Converts data values to values that can be processed and trained. For example, the date is converted into a readable formate using the .to_datetime function.
Reshapes to a 2d array, trains the data via Linear Regression. In the predictInflation function after training the data, it formats the input dates, then reshapes the timestamp to a 2D array so that it can run the predict function.
- Discuss concepts and understanding of Linear Regression algorithms.

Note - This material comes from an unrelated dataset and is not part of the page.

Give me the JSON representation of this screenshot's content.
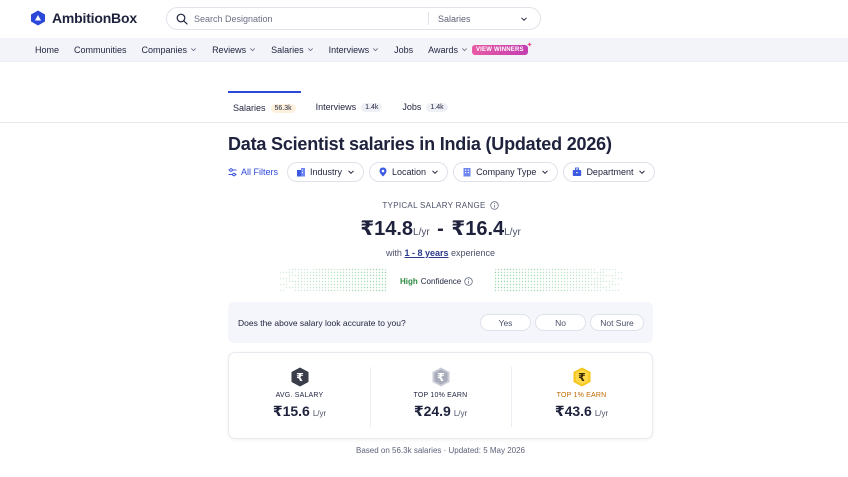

Linear regression assumes a linear relationship between the two variables provided. In this case, it would be time and inflation. After taking the data it calculates the LSRL(Least squares regression line) to estimate values in the future, based off of the data provided by the user. In this case, the data that we provided was an inflation model with a generally upwards trend, so as time goes on the model predicts a certain increase in inflation each year. However, we only examine the impact of one independent variable which is time.
- Discuss concepts and understanding of Decision Tree analysis algorithms.
Decision tree analysis in machine learning is to lay out all possible outcomes and making decisions based on those results. Decision trees can be used for both regression and classification tasks. In general in order to use decision trees data needs to first be preprocessed and cleaned. Then, to ensure the most accurate outcome, variables that are likely to have relevance to the target variable are chosen. Then the model is trained with either classification or regression. After evaluating the model’s accuracy it can be used to make predictions on new and unseen data.